A 100-million-year-old fossil forest discovered by chance on an island east of New Zealand provides new insights into ancient life close to the South Pole. Researchers found large trees, early flowering plants, seed cones and rare insects preserved in rock in the Chatham Islands. These are believed to be the first records of life close to the South Pole during the Cretaceous period, a time of extreme greenhouse conditions from 145 million to 65 million years ago.
Palaeontologist Associate Professor Jeffrey Stilwell and palaeobotanist Dr Chris Mays from Monash University’s School of Geosciences led the research team, which included Professor David Cantrill from the Royal Botanic Gardens Melbourne.
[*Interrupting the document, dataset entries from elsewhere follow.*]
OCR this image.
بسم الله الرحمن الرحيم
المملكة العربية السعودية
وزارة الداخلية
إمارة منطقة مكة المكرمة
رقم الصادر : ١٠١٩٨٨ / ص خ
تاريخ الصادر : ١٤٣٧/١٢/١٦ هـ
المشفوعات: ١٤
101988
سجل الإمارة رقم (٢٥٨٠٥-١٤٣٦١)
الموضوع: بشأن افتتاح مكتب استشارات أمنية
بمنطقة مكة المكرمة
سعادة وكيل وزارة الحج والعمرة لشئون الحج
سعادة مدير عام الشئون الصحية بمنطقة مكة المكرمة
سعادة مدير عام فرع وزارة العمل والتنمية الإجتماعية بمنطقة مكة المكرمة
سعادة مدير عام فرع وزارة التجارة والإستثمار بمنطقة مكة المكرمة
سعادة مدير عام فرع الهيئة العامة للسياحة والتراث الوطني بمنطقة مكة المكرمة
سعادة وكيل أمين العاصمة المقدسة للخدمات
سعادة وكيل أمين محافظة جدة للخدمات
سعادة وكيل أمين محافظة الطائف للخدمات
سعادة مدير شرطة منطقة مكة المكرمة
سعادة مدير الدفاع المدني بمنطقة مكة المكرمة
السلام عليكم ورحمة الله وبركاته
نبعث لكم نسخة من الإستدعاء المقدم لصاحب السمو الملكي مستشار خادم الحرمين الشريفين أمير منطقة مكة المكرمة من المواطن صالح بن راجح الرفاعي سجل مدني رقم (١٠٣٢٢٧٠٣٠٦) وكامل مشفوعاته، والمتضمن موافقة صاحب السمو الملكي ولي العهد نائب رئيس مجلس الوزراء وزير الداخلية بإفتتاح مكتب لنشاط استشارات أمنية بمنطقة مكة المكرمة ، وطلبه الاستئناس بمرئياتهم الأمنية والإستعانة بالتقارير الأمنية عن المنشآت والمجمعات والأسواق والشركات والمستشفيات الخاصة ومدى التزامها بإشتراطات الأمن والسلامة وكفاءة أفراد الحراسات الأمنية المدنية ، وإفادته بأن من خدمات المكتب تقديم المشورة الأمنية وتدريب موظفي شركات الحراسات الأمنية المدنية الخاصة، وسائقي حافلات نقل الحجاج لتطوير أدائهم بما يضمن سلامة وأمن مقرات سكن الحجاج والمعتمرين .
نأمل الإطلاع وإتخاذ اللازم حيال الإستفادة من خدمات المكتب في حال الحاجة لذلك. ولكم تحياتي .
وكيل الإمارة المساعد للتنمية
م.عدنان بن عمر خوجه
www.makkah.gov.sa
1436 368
Associate Professor Stilwell says the fossils throw light on the formerly unknown life of the Cretaceous period, when many southern continents including New Zealand and the Chatham Islands (Zealandia), Australia, Antarctica and South America were still mostly joined together as part of the southern landmass Gondwana.
“One hundred million years ago, the Earth was in the grip of a greenhouse effect – a planet of extreme heat with minimal ice (except in the high altitudes) and sea levels of up to 200 metres higher than today,” Associate Professor Stilwell says.
“Rainforests inhabited by dinosaurs existed in subpolar latitudes and polar ecosystems were adapted to long months of winter darkness and summer daylight. Never before have we had evidence about what life existed near the South Pole 90 million to 100 million years ago, or the conditions that life on land experienced.”
The discovery was made in one of the most remote known fossil locations in the Southern Hemisphere while researchers were investigating a bone bed on Chatham Island and plant remains on nearby Pitt Island.
“The discovery attests to a completely different type of ecosystem around 100 million years ago, revealing the first insights into specific strategies these plants and animals evolved to cope with extreme greenhouse conditions, and months of light and alternating darkness,” Dr Mays says.